In the background for both those products is NanoPot, helping to more effectively breed plants that heal. Goldstein foresees being able to "data mine the industry" to be able to explain to farmers, for instance, which seeds benefit which ailments specifically, how often to water these seeds, which need the most sunlight and which fertilizers will yield the best harvest. NanoPot is in its early stages of development, Goldstein says. It will be out for beta testing by the end of 2015.

Brand names like AK-47, Granddaddy Purp and Jamaican Dream are currently empty novelties that distract from the potential of plant strains, Goldstein says. Unlike, say, Claritin (always loratadine, always going to alleviate your allergies) or Coca-Cola (the sweet, secret recipe you know you love), Pineapple Express could mean one thing in a Boulder, Colorado dispensary and another in Los Angeles. The branding of pot strains is a particular challenge, Goldstein explains, with baby boomers. They're the generation most in need of cannabis, but also the least likely to accept its medicinal value. A recent Gallup poll found people 50 years and older were least likely to support marijuana legalization out of any age group. The trick, Goldstein says, will be to get them to see marijuana as less of a lifestyle choice and more as a means to climb the stairs pain-free—and strains tailored for their health problems will help.

Some dispensaries are already becoming more and more like traditional pharmacies, with a clinical, official feel. Consider OrganiGram, Canada's third company to receive a medical marijuana license.
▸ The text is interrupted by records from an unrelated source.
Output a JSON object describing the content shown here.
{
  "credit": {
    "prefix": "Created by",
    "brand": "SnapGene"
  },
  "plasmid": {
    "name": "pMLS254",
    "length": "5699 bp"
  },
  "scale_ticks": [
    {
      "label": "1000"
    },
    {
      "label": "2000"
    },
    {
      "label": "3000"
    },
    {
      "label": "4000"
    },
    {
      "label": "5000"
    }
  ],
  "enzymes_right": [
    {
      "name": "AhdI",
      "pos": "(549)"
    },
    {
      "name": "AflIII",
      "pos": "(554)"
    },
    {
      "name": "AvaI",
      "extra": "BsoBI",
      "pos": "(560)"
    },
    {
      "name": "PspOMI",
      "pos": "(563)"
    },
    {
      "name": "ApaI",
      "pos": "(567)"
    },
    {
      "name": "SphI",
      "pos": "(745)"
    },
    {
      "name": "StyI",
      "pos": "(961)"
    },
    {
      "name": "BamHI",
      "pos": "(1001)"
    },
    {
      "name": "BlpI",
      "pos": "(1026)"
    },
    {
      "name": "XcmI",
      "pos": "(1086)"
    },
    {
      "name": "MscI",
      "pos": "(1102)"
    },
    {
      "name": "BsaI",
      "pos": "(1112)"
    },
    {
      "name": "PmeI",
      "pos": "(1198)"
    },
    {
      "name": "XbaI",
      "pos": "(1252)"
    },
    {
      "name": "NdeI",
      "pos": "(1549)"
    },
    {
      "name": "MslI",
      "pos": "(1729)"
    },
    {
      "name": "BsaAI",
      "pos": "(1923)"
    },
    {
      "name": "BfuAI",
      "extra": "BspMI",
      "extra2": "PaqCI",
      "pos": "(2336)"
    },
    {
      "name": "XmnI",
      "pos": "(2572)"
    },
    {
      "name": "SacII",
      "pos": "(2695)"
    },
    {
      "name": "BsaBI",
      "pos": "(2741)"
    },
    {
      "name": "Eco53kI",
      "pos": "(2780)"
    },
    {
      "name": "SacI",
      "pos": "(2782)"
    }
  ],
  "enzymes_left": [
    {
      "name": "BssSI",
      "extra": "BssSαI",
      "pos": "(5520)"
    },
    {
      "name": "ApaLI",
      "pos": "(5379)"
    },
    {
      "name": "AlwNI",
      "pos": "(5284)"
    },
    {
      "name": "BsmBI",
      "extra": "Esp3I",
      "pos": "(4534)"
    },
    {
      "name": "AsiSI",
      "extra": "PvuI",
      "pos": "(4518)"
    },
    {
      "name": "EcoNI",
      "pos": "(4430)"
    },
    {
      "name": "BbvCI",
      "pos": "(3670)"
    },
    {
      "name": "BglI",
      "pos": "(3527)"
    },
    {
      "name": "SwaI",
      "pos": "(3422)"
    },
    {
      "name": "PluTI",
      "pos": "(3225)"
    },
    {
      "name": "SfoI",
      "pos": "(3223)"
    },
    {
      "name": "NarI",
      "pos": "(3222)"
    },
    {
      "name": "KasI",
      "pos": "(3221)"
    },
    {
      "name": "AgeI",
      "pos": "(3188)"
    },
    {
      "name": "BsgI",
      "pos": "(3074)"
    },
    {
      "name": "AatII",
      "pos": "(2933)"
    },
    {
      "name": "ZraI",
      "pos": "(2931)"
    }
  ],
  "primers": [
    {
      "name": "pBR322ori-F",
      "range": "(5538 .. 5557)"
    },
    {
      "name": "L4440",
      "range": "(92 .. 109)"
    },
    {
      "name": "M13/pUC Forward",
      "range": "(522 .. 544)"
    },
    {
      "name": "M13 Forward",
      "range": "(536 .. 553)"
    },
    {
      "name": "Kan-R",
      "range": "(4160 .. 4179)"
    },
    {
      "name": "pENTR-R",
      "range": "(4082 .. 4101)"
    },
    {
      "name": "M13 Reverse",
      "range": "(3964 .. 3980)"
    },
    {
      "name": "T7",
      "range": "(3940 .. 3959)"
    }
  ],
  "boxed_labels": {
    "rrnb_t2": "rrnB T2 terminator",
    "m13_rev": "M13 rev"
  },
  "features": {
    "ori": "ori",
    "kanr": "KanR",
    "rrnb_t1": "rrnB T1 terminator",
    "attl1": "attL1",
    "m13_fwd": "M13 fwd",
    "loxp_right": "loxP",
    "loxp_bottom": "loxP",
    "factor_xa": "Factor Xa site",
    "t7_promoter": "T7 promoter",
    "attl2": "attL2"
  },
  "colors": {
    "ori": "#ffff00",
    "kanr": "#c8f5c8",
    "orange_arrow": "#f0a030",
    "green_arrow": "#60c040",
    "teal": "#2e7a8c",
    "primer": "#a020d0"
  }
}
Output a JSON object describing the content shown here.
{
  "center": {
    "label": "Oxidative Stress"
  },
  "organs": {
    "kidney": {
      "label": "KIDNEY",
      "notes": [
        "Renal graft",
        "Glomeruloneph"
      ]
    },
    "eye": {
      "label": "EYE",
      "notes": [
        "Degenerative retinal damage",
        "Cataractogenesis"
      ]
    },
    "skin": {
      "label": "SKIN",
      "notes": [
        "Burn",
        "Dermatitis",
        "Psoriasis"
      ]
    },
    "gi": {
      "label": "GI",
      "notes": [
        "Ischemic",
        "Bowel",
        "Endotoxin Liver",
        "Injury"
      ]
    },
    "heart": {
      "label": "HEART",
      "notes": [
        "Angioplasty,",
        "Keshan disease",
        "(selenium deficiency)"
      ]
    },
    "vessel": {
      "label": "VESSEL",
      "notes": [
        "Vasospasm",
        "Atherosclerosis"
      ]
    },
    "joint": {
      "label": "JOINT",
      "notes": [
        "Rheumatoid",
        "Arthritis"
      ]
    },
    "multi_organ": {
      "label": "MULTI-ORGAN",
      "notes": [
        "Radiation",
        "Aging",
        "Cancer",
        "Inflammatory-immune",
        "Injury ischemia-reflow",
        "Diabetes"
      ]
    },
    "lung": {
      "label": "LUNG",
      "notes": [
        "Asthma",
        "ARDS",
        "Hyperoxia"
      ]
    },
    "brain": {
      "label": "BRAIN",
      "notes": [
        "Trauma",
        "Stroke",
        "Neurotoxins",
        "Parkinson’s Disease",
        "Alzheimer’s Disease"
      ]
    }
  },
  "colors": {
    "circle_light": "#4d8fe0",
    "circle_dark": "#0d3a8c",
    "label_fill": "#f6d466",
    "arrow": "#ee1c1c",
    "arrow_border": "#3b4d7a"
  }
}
When OrganiGram begins shipment in mid-August, consumers won't be receiving individually wrapped baggies of Jack Herer or Purple Haze. Instead, they'll open a DCQ package or an MCP package, code names that initialize what the product is intended to do—in this case, respectively, to improve dignity, comfort, and quality of life or to manage chronic pain. Major pharmaceutical companies already win people's confidence with their clinical authority, says OrganiGram CEO Denis Arsenault. "Our mission is straightforward: to produce the highest-grade quality product and to give that pharmaceutical confidence."

Goldstein is optimistic that as the political climate changes, the ideology surrounding cannabis will follow. And, if PotBotics gets lucky enough, the industry won't be far behind. Dispensaries will move away from catering to recreational users in favor of medicine-seeking clientele. Not in full, necessarily—there will always be customers that just want to get high, and in January, Washington and Colorado set an enormous precedent by becoming the first states to legalize full recreational use of marijuana—but for the millions who suffer from chronic, debilitating conditions, Goldstein believes the benefits of cannabis will be too great to ignore.

And he may be right. Data from the Organization for Economic Cooperation and Development shows the U.S. spends more money per capita on health care than any other country in the world, yet according to the World Health Organization we only rank 35th in life expectancy. Traditional medicine doesn't buy us enough. "If only they were more public-facing and not so niche," Goldstein says of the laggard sellers who still prize profits over care, "I think they would realize how silly it is when you give someone suffering from cancer Bubba OG Kush."